Nous finîmes par nous arrêter et Maman sortit de la voiture. Debout je la sentais encore moins bien qu’assise. On rentra dans un bâtiment. Il y avait plein de gens réveillés alors qu’on était en plein milieu de la nuit ! Une fois de nouveau assise, on la trifouilla. Cela remuait au dessus de ma tête, comme plusieurs fois déjà ces derniers mois. Mais là, c’était une voix de femme que j’entendis à l’extérieur et pas celle de l’homme qui nous tripotait tous les mois. Maman se rallongea et attendit… Elle parlait un peu avec Papa, entre deux contractions.
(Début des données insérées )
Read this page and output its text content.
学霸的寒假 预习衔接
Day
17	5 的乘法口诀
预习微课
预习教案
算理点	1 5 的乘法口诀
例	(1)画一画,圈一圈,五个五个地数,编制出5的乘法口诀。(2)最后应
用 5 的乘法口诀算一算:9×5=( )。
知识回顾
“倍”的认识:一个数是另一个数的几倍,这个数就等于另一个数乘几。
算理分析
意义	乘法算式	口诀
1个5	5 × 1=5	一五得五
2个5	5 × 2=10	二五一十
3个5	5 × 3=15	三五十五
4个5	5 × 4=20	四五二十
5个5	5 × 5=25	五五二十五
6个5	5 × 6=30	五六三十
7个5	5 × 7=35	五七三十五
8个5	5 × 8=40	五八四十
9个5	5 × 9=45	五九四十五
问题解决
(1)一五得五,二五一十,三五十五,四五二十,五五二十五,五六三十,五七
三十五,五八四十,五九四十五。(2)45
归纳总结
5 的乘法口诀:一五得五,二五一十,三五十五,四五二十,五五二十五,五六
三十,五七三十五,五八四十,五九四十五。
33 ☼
Les écrasements autour de mon petit corps s’accélérèrent et je sentis Maman avoir de plus en plus mal, tandis que ma tête s’écrasait contre un truc mou et rigide à la fois. A quoi rimait cette mascarade ??? Pourquoi devions nous souffrir comme ça ? Quand son ventre se durcissait, Maman avait trop mal pour parler. J’entendais alors la voix de Papa qui essayait de la rassurer…
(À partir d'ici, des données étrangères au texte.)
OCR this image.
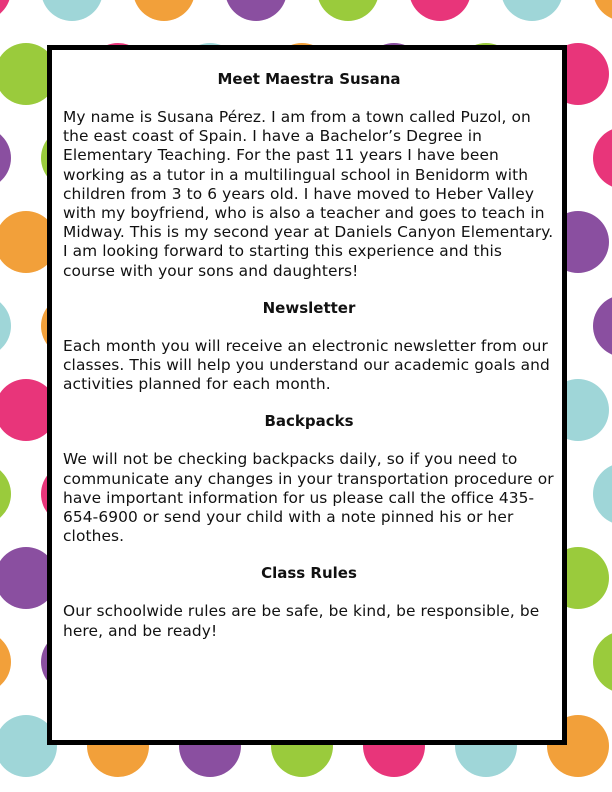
Meet Maestra Susana

My name is Susana Pérez. I am from a town called Puzol, on the east coast of Spain. I have a Bachelor’s Degree in Elementary Teaching. For the past 11 years I have been working as a tutor in a multilingual school in Benidorm with children from 3 to 6 years old. I have moved to Heber Valley with my boyfriend, who is also a teacher and goes to teach in Midway. This is my second year at Daniels Canyon Elementary. I am looking forward to starting this experience and this course with your sons and daughters!

Newsletter

Each month you will receive an electronic newsletter from our classes. This will help you understand our academic goals and activities planned for each month.

Backpacks

We will not be checking backpacks daily, so if you need to communicate any changes in your transportation procedure or have important information for us please call the office 435-654-6900 or send your child with a note pinned his or her clothes.

Class Rules

Our schoolwide rules are be safe, be kind, be responsible, be here, and be ready!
Soudain, je compris. C’était le début de la fin de ma vie ici. Je me souvins que Maman m’avait raconté que ça allait pousser brusquement, fortement, violemment même, vers le bas. On y était. Je n’aurais pas les quelques jours de tranquillité souhaités… Même pas trois ou quatre, pour avoir le temps de me préparer au grand saut dans l’inconnu…
Contraction, quand tu nous tiens !
Cela continua ainsi un bon moment… Vers 6h30, on vint chercher Maman en lui déclarant :
« Le travail n’a pas encore commencé. »
« Mon œil, oui ! Le ventre de Maman, je peux vous dire qu’il travaille drôlement beaucoup, depuis une ou deux paires d’heures déjà ! J’en sais quelque chose !!! Je suis le mieux placé, non ? »
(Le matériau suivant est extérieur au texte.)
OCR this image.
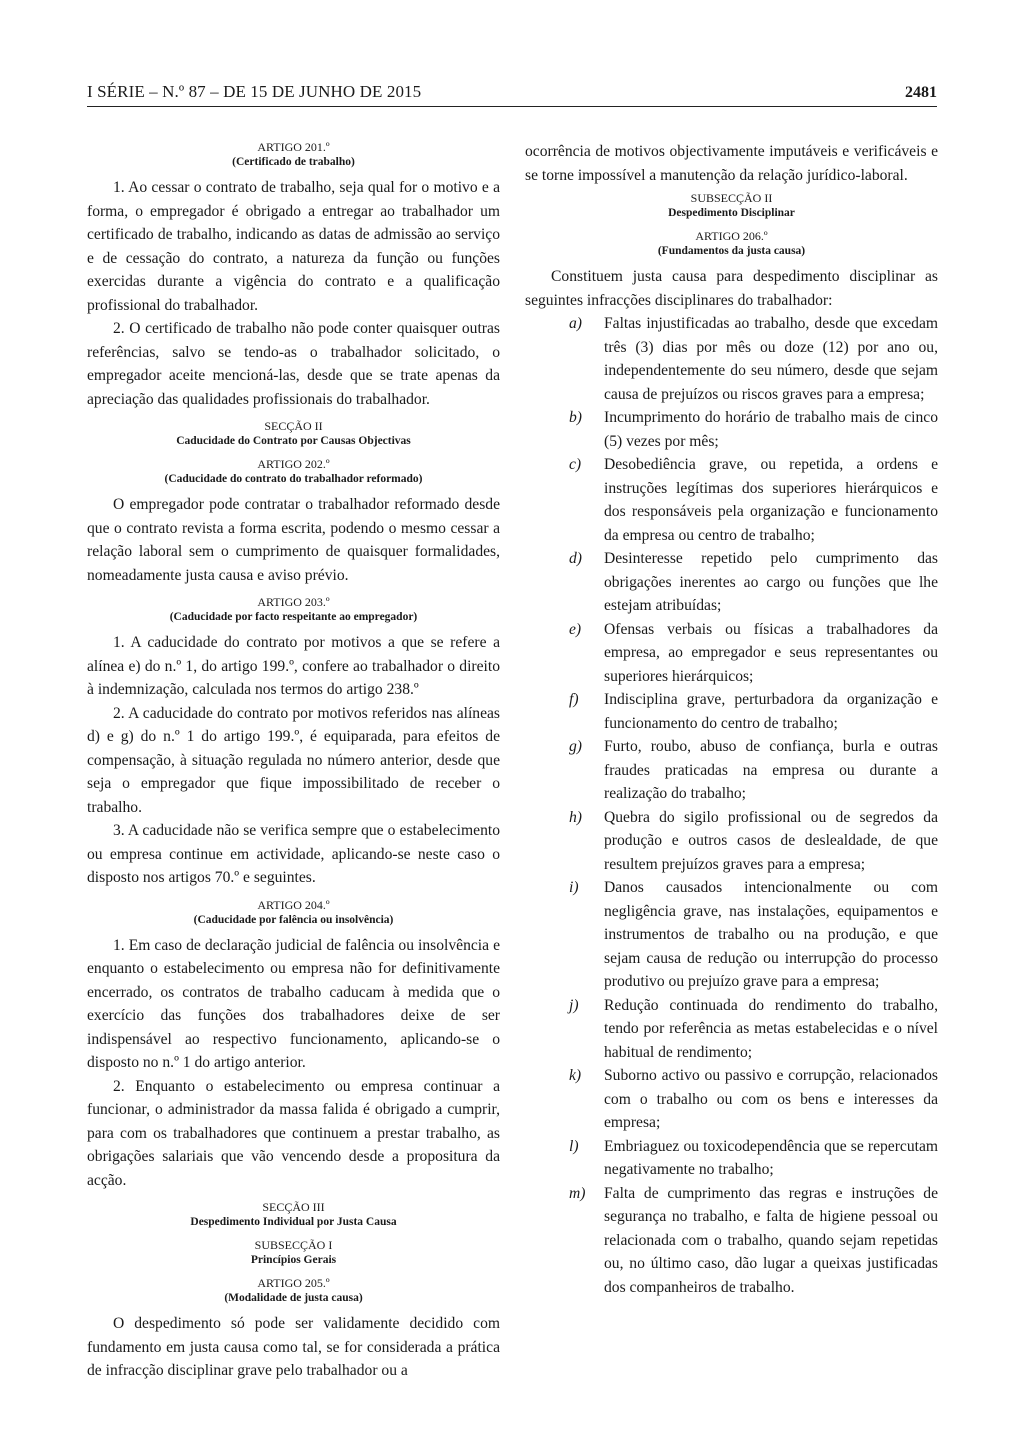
I SÉRIE – N.º 87 – DE 15 DE JUNHO DE 2015	2481
ARTIGO 201.º
(Certificado de trabalho)

1. Ao cessar o contrato de trabalho, seja qual for o motivo e a forma, o empregador é obrigado a entregar ao trabalhador um certificado de trabalho, indicando as datas de admissão ao serviço e de cessação do contrato, a natureza da função ou funções exercidas durante a vigência do contrato e a qualificação profissional do trabalhador.

2. O certificado de trabalho não pode conter quaisquer outras referências, salvo se tendo-as o trabalhador solicitado, o empregador aceite mencioná-las, desde que se trate apenas da apreciação das qualidades profissionais do trabalhador.

SECÇÃO II
Caducidade do Contrato por Causas Objectivas
ARTIGO 202.º
(Caducidade do contrato do trabalhador reformado)

O empregador pode contratar o trabalhador reformado desde que o contrato revista a forma escrita, podendo o mesmo cessar a relação laboral sem o cumprimento de quaisquer formalidades, nomeadamente justa causa e aviso prévio.

ARTIGO 203.º
(Caducidade por facto respeitante ao empregador)

1. A caducidade do contrato por motivos a que se refere a alínea e) do n.º 1, do artigo 199.º, confere ao trabalhador o direito à indemnização, calculada nos termos do artigo 238.º

2. A caducidade do contrato por motivos referidos nas alíneas d) e g) do n.º 1 do artigo 199.º, é equiparada, para efeitos de compensação, à situação regulada no número anterior, desde que seja o empregador que fique impossibilitado de receber o trabalho.

3. A caducidade não se verifica sempre que o estabelecimento ou empresa continue em actividade, aplicando-se neste caso o disposto nos artigos 70.º e seguintes.

ARTIGO 204.º
(Caducidade por falência ou insolvência)

1. Em caso de declaração judicial de falência ou insolvência e enquanto o estabelecimento ou empresa não for definitivamente encerrado, os contratos de trabalho caducam à medida que o exercício das funções dos trabalhadores deixe de ser indispensável ao respectivo funcionamento, aplicando-se o disposto no n.º 1 do artigo anterior.

2. Enquanto o estabelecimento ou empresa continuar a funcionar, o administrador da massa falida é obrigado a cumprir, para com os trabalhadores que continuem a prestar trabalho, as obrigações salariais que vão vencendo desde a propositura da acção.

SECÇÃO III
Despedimento Individual por Justa Causa
SUBSECÇÃO I
Princípios Gerais
ARTIGO 205.º
(Modalidade de justa causa)

O despedimento só pode ser validamente decidido com fundamento em justa causa como tal, se for considerada a prática de infracção disciplinar grave pelo trabalhador ou a

ocorrência de motivos objectivamente imputáveis e verificáveis e se torne impossível a manutenção da relação jurídico-laboral.

SUBSECÇÃO II
Despedimento Disciplinar
ARTIGO 206.º
(Fundamentos da justa causa)

Constituem justa causa para despedimento disciplinar as seguintes infracções disciplinares do trabalhador:

a) Faltas injustificadas ao trabalho, desde que excedam três (3) dias por mês ou doze (12) por ano ou, independentemente do seu número, desde que sejam causa de prejuízos ou riscos graves para a empresa;
b) Incumprimento do horário de trabalho mais de cinco (5) vezes por mês;
c) Desobediência grave, ou repetida, a ordens e instruções legítimas dos superiores hierárquicos e dos responsáveis pela organização e funcionamento da empresa ou centro de trabalho;
d) Desinteresse repetido pelo cumprimento das obrigações inerentes ao cargo ou funções que lhe estejam atribuídas;
e) Ofensas verbais ou físicas a trabalhadores da empresa, ao empregador e seus representantes ou superiores hierárquicos;
f) Indisciplina grave, perturbadora da organização e funcionamento do centro de trabalho;
g) Furto, roubo, abuso de confiança, burla e outras fraudes praticadas na empresa ou durante a realização do trabalho;
h) Quebra do sigilo profissional ou de segredos da produção e outros casos de deslealdade, de que resultem prejuízos graves para a empresa;
i) Danos causados intencionalmente ou com negligência grave, nas instalações, equipamentos e instrumentos de trabalho ou na produção, e que sejam causa de redução ou interrupção do processo produtivo ou prejuízo grave para a empresa;
j) Redução continuada do rendimento do trabalho, tendo por referência as metas estabelecidas e o nível habitual de rendimento;
k) Suborno activo ou passivo e corrupção, relacionados com o trabalho ou com os bens e interesses da empresa;
l) Embriaguez ou toxicodependência que se repercutam negativamente no trabalho;
m) Falta de cumprimento das regras e instruções de segurança no trabalho, e falta de higiene pessoal ou relacionada com o trabalho, quando sejam repetidas ou, no último caso, dão lugar a queixas justificadas dos companheiros de trabalho.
On l’amena dans une autre pièce, en chaise roulante car, debout, elle n’était pas bien du tout. C’était sa future chambre, notre future chambre… Les écrasements étaient de plus en plus fréquents. Toutes les deux à trois minutes. Maman était inquiète. Elle attendait la suite… Papa aussi… Et moi aussi !!! Elle refit du ballon. Papa voulait l’aider. Je l’entendais souffler fort avec elle, pendant les contractions, mais ça ne la soulageait pas vraiment… Elle n’était pas rassurée et moi non plus. Pas plus que Papa, d’ailleurs…
Finalement, vers 8h, Maman sonna une infirmière. Elle lui expliqua qu’on devait venir nous chercher, mais il semblait qu’on nous avait oubliés… On l’amena dans une autre salle, presque la même que celle de l’arrivée, et on lui remit une ceinture sur le ventre. Elle souffrait et respirait fort. Moi, je sentais que ça poussait de plus en plus violemment et de plus en plus souvent. A chaque fois, je me mettais en boule, tout petit, en attendant que ça passe. Plus j’étais recroquevillé, moins j’avais la sensation d’être écrasé et moins je souffrais…
Au bout d’un moment, Maman se mit dans une baignoire, comme elle le faisait presque tous les jours à la maison. Je reconnus la sensation et le bruit de l’eau autour d’elle. Papa appela leur ami ostéopathe (mon futur parrain, aussi !) pour savoir s’il pouvait venir… Il est capable de déclencher un accouchement, c’est un magicien… Et il aurait peut-être pu nous aider ! Malheureusement, il était dans l’incapacité de venir dans l’immédiat…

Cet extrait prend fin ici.